An acute shortage of heavy goods drivers in Northland has prompted an industry leader to warn the situation will not improve unless the right people are identified for the profession and groomed through the education system.
As calls are made by Unions Northland for wages for logging truck and other heavy goods drivers to be increased, the Road Transport Forum said downward pressure on freight rates, high operating costs, and a shortage of drivers were affecting trucking businesses hugely.
Forum chief executive Ken Shirley said while an H5 licence was the legal threshold for heavy truck and trailer drivers in the country, it did not make them competent and experienced.
"To be a top driver it takes about five years of work experience and because there's a chronic shortage of H5 drivers, many companies grab whatever they can as long as people have got H5 licence," he said.
Mr Shirley said many Kiwi companies were forced to hire drivers from overseas after going through the licensing system. He said there would be logging truck drivers in Northland with little experience. Northland has had a number of logging truck crashes this year, with seven in the past seven weeks and at least 10 since the end of 2015. Mr Shirley said transport operators had to front up to the situation.
He said because of a lack of experience, a Rollover Prevention Safer Journeys' seminars the Forum organised with other stakeholders in Whangarei and throughout the country would help educate drivers and freight loaders on the factors that could cause a truck to roll.
They include the influence of speed, centre of gravity, weight transfer and cornering forces. Two seminars in Whangarei last week saw 180 truck drivers, transport operators and forest owners attend.
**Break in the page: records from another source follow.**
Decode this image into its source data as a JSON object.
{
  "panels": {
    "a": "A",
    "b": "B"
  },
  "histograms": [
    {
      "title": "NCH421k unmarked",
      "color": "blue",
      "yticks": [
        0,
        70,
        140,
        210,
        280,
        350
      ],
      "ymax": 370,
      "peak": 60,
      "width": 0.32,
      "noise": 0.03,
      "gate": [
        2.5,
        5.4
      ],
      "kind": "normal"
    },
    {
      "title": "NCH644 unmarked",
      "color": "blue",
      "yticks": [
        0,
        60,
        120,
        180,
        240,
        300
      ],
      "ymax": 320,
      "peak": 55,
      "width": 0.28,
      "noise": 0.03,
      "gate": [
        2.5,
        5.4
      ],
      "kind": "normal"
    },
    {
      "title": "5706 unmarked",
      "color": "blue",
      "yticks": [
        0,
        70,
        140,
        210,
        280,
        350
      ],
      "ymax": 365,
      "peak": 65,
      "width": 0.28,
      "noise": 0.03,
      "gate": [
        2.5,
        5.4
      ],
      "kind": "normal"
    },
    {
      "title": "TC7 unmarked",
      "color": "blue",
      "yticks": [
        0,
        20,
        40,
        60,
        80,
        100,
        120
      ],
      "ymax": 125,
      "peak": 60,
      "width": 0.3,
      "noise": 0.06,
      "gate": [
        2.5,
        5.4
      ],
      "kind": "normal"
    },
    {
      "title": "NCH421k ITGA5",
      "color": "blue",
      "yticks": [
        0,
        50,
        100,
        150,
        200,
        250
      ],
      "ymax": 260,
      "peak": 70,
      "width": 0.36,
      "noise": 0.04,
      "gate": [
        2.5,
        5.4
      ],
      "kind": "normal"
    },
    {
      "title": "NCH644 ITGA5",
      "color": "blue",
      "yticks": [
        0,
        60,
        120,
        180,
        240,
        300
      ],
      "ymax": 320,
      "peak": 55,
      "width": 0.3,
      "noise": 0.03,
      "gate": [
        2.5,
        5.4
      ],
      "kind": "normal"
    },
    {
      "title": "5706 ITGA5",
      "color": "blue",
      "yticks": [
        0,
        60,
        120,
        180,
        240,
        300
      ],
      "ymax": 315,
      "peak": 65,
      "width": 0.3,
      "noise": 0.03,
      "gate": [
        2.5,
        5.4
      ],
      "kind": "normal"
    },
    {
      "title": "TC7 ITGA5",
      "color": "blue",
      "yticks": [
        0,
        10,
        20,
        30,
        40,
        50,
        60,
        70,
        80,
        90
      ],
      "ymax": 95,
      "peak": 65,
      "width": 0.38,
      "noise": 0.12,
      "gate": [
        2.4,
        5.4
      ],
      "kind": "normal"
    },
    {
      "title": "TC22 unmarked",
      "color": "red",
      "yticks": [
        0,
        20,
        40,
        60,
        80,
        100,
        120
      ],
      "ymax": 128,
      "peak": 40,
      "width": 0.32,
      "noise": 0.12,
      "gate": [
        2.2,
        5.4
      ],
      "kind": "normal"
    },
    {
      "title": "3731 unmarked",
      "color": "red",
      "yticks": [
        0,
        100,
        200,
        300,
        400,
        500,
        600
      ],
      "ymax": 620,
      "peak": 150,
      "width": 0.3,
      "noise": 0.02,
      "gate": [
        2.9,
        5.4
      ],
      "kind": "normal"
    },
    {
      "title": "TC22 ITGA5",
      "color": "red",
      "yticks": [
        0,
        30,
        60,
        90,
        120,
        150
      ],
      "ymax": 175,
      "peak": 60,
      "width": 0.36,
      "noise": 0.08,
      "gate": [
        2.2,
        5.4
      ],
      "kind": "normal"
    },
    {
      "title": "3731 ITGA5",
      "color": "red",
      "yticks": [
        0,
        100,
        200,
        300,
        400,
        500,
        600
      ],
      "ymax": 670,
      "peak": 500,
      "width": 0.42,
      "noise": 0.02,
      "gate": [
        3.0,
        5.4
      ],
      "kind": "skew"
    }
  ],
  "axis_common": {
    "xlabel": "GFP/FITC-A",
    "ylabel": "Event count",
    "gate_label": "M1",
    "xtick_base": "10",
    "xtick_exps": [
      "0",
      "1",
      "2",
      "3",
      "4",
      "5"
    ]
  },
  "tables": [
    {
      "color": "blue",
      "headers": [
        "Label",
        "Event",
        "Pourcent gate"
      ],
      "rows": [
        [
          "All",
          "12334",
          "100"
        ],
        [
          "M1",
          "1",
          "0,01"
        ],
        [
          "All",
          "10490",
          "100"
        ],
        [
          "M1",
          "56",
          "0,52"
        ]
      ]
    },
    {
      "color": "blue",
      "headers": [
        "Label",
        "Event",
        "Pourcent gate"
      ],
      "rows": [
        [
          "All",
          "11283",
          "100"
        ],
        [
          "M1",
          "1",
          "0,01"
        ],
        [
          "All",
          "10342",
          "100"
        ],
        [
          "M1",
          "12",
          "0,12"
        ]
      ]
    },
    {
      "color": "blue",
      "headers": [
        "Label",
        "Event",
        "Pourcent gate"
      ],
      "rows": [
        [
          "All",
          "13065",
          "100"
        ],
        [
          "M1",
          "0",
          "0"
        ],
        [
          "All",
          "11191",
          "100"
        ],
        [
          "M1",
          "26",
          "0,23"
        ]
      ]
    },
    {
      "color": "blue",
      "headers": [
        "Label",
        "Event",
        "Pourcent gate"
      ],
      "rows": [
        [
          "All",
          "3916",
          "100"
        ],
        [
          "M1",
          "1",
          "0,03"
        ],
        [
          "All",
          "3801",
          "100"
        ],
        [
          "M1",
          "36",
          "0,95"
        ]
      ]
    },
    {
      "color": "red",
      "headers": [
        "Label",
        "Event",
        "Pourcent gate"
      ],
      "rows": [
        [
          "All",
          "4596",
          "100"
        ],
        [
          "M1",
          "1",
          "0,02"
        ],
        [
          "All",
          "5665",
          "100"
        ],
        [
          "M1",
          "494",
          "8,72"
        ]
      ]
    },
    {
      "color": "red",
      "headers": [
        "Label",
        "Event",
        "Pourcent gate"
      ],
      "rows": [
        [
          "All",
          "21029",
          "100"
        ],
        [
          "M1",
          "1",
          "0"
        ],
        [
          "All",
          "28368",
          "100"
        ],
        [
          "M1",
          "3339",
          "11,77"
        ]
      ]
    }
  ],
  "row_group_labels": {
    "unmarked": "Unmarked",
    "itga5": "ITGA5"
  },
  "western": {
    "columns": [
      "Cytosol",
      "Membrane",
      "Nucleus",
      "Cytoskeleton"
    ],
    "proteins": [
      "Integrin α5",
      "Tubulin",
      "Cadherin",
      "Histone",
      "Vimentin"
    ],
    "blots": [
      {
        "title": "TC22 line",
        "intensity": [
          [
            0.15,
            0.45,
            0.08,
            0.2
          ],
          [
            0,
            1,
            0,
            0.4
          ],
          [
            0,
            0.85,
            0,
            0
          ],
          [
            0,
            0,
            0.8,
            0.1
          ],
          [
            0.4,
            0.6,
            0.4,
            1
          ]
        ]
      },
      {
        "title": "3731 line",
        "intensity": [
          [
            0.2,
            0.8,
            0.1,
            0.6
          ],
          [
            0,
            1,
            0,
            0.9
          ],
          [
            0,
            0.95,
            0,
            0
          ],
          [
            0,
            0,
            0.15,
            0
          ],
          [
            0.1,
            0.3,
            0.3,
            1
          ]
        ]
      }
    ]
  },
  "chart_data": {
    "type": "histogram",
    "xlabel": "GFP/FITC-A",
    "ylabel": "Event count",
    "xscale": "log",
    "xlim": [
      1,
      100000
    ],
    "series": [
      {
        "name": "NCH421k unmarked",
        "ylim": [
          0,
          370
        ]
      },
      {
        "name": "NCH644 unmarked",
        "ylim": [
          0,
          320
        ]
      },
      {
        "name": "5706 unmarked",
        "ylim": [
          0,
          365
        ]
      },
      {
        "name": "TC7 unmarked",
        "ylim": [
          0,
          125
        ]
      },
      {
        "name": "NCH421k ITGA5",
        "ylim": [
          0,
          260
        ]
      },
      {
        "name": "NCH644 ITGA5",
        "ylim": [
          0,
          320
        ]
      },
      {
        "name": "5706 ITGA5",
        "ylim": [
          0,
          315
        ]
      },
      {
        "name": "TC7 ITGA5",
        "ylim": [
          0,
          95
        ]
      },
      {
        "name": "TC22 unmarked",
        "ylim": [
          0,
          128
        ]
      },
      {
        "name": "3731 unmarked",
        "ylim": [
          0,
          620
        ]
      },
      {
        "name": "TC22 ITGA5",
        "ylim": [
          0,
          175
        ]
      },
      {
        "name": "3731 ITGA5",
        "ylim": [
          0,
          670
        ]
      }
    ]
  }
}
Mr Shirley did not know the reason for a shortage of truck drivers, but said the problem was being felt throughout the world including the likes of the US, UK, and most OECD countries. The forum, he said, was in talks with the New Zealand Transport Agency to make the seminar mandatory as part of obtaining heavy truck and trailer licence.
Whangarei businessman Stan Semenoff's trucking firm has been short between 21 and 28 drivers a day for the past nine months, forcing him to bring in 10 drivers from the Philippines recently. He is arranging more drivers from that country.
Mr Semenoff said the industry was in turmoil because the welfare and education systems over the past three decades have taken away that Kiwi ingenuity.
"We've got people who are unemployable as opposed to unemployed because of a failure to bring the right cadetship out of our education system," said the owner of Stan Semenoff Transport.
The proof, he said, was in the pudding as New Zealand employers were getting skilled workers from abroad to build Auckland and Christchurch, while good kids coming out of schools struggled to find jobs.
Mr Semenoff said he was forced to hire contractors to cover his bulk haulage, log, and sand supplies businesses.
"Because of strict drug and alcohol requirements, and they should be strict, we're losing them, at times two a week to random drug testing".
He said the Filipino drivers were given appropriate training, including in Occupational Health and Safety, before they got behind the wheel.
Agencies such as the Ministry of Business, Innovation and Employment and polytechs, he said, had been helpful in referring suitably qualified people to work as truck drivers.
On calls for better pay for truck drivers, the former Whangarei mayor said that was not possible at this stage because of low freight charges.
Unions Northland said many truck drivers earn $16.60 an hour and says the rate should be in the mid-$20s.